Every decimal point we debate has a human cost. A 3.8% budget means thousands more classrooms left unbuilt, teachers left unsupported, and children like Ana left behind. It means learning poverty persists, productivity stagnates, and inequality deepens. This is not a rounding error—it is a betrayal measured in futures foreclosed.

So what to do? First, stop lying. Call things by their proper names: publish two numbers, one for “Core Education” and another for the broader “Sector.” If the government insists on counting police schools as education, fine—just don’t bury the distinction in the footnotes. Livestream the budget hearings, publish the line items, and let the sunlight disinfect the creative accounting.

Second, fund like we mean it. Pass a law mandating a multi-year climb to 5% of GDP for core education, not through grand promises but through measurable milestones: classrooms actually built, teachers actually hired, textbooks actually delivered.

Third, prioritize what matters. Ring-fence money for the foundation years—K to 3—where the battle for literacy and numeracy is won or lost. Fund teacher aides and remedial programs, not cadet barracks.

Finally, fix execution. Don’t earmark billions for school buildings if the lots aren’t titled and contractors aren’t vetted. Spend that money instead on programs that can actually reach Ana this year—remedial reading, feeding programs, teacher support.

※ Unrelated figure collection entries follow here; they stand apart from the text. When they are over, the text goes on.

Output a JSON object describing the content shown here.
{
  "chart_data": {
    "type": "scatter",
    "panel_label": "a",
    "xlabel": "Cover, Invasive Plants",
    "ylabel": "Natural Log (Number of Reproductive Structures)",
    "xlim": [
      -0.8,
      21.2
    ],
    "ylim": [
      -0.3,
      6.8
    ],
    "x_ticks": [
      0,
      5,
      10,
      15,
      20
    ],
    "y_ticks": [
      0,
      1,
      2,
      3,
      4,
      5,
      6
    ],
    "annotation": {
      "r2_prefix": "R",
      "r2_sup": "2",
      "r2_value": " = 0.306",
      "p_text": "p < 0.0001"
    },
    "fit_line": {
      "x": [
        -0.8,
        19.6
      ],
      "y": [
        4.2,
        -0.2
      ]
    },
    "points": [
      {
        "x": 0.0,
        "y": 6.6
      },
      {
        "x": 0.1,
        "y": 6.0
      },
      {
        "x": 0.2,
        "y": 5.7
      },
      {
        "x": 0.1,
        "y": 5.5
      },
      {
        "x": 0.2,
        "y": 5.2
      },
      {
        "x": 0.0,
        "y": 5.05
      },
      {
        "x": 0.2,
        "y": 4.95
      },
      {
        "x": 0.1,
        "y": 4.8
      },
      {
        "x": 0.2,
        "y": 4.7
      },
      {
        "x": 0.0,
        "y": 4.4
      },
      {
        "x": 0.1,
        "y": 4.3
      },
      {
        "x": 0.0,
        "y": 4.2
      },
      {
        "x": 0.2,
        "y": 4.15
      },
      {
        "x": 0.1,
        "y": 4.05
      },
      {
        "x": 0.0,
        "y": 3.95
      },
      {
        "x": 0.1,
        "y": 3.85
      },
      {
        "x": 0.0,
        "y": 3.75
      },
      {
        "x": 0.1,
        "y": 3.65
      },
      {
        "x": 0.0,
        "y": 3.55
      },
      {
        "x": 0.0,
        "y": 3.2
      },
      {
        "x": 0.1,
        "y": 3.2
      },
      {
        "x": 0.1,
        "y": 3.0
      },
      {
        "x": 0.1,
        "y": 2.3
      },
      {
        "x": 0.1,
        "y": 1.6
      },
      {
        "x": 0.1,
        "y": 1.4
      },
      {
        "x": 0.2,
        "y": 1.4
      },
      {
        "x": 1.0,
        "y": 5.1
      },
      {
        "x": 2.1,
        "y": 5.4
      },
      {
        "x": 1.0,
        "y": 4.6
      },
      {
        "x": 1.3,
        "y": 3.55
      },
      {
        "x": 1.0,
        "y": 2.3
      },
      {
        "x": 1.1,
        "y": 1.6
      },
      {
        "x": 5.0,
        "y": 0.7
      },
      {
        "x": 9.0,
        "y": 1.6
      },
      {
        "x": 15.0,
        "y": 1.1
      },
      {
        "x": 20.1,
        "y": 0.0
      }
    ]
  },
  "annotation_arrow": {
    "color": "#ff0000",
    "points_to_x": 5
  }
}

The tragedy of Philippine education isn’t that the budget is 3.8% or 4.0% of GDP. It’s that the nation congratulates itself for hitting the bare minimum while the classrooms themselves collapse. The children know the truth. They know that the adults are busy counting while they are still waiting for books, desks, and hope. And unless the government stops playing this shell game, Ana’s lost generation won’t be a warning. It will be a fact.